Я часто у себя в комнате слышала, как Корней Иванович по нескольку раз прочитывает вслух какую-нибудь одну фразу. Сначала фразу, потом абзац, тот, что вверху, и тот, что идет за этой фразой, добавляя слово, зачеркивая, вставляя другое, вновь возвращаясь к первому варианту и снова зачеркивая его, пока не добивался того «ощущения легкости», о котором говорил Е. С. Добин.

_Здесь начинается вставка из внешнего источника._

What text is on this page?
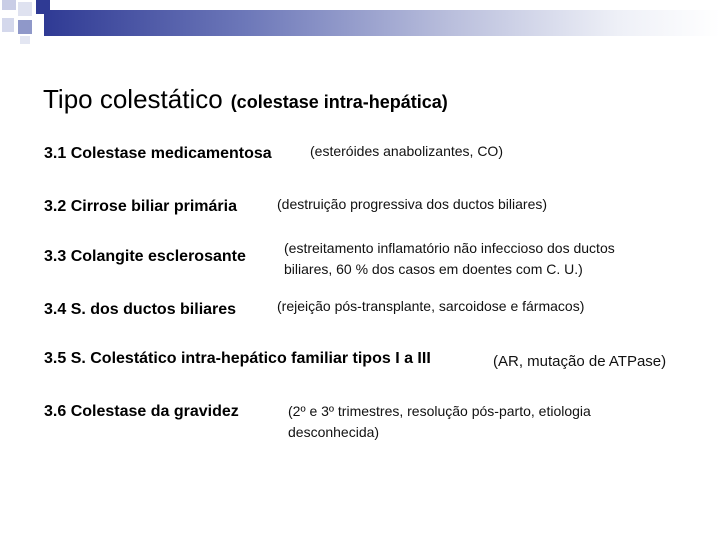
Tipo colestático (colestase intra-hepática)
3.1 Colestase medicamentosa	(esteróides anabolizantes, CO)
3.2 Cirrose biliar primária	(destruição progressiva dos ductos biliares)
3.3 Colangite esclerosante	(estreitamento inflamatório não infeccioso dos ductos
biliares, 60 % dos casos em doentes com C. U.)
3.4 S. dos ductos biliares	(rejeição pós-transplante, sarcoidose e fármacos)
3.5 S. Colestático intra-hepático familiar tipos I a III	(AR, mutação de ATPase)
3.6 Colestase da gravidez	(2º e 3º trimestres, resolução pós-parto, etiologia
desconhecida)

«Трудность моей работы заключается в том, — записал у себя в дневнике Корней Иванович в 1925 году, — что я ни одной строки не могу написать сразу. Никогда я не наблюдал, чтобы кому-нибудь другому с таким трудом давалась самая техника писания. Я перестраиваю каждую фразу семь или восемь раз, прежде чем она принимает сколько-нибудь приличный вид». (Подчеркнуто К. И.)
— Я бездарен, — повторял Корней Иванович, если фраза долго сопротивлялась ему. — Был бы у меня талант, я бы писал романы…
Но вот работа закончена. Корней Иванович входит в мою комнату. На нем белая рубашка и красивый галстук вишневого цвета, по всему полю которого золотыми нитками вышиты маленькие фигурки китов с фонтанчиками наподобие короны. Вообще что бы ни надевал Корней Иванович, все сидело на нем очень ладно, а уж если выходил в белой рубашке, вид принимал просто щеголеватый и праздничный.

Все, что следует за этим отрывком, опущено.